The Daily Mail Cup is an annual rugby union competition with all English, rugby playing schools competing. The competition fields 515 teams and 544 teams in the U’18’s and U15’s respectively. With the finals of all competitions, including the Vase which is for teams knocked out in the earlier rounds, being played at Twickenham, this tournament has been seen traditionally to be a great opportunity for talented youth of England to prepare for the grand stage in their time at school.

So should such a prestigious event not be like that of the great tournaments that we have come to know from the professional game? The tournament begins after the Christmas holidays in the latter half of the school year. At this time many schools drop rugby as their main focus, hockey and football the usual replacements. Similarly, before Christmas, a schools fixture list is dominated by friendlies. So perhaps the tournament should take a front seat role in the school calendar with fixtures being played before Christmas as block Saturday games. For this to work well, the format would have to change to a similar style as the Champions League. Yet why would this be a problem? Clearly the best tournament in Europe for football is a very successful competition.

If this were to work the teams would have to be separated by region into groups and then play each other home and away which would definitely take away the ‘home advantage’. The scores would then be recorded similar to that of the Heineken Cup (the European rugby union competition) which evidently would definitely encourage free flowing rugby with the bonus points system rewarding scoring four or more tries. So, surely, this would be a better way to improve school rugby and enthusiasm for school rugby as there would always be a goal in terms of silver wear later in the season.

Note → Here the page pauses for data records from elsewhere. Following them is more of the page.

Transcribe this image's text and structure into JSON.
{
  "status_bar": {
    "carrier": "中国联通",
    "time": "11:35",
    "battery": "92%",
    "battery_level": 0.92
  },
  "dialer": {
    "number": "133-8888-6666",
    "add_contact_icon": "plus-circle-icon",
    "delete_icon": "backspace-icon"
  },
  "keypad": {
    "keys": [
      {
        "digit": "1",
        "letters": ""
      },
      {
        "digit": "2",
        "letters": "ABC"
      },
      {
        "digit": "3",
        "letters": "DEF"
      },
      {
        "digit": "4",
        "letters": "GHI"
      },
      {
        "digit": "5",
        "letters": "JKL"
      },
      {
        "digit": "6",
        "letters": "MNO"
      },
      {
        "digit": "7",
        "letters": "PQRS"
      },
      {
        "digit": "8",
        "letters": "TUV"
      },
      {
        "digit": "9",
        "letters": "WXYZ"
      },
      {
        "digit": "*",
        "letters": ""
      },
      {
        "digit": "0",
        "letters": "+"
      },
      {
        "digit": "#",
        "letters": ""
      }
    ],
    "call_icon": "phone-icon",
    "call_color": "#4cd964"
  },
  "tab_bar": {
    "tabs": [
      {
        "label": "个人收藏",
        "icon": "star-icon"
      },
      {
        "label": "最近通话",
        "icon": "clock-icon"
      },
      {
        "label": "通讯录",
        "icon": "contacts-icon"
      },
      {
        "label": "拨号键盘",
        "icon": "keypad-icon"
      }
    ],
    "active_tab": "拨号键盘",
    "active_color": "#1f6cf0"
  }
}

Maybe problems like the repetition of matches in groups could be an issue. Yet the groups could be randomly assigned if that was the case. Schools travel long distances for friendlies anyway so if placed into the group when they had to travel for one game further than usual would clearly not be a problem. Or maybe the fact that some teams may have to qualify for the competition could be an issue, but if 515 teams can play each other and get to a knock-out stage in a school term, it seems logical that the teams can play each other twice in the lower stages throughout the year doesn’t it?

So this opportunity especially for the smaller schools to be able to play strong sides would definitely increase the rugby development and the desire for rugby development. And, as a result, this new found enthusiasm for rugby would certainly burst onto the representative level and in time would affect the England side itself with new young talent; perhaps even more than has been shown within the last year.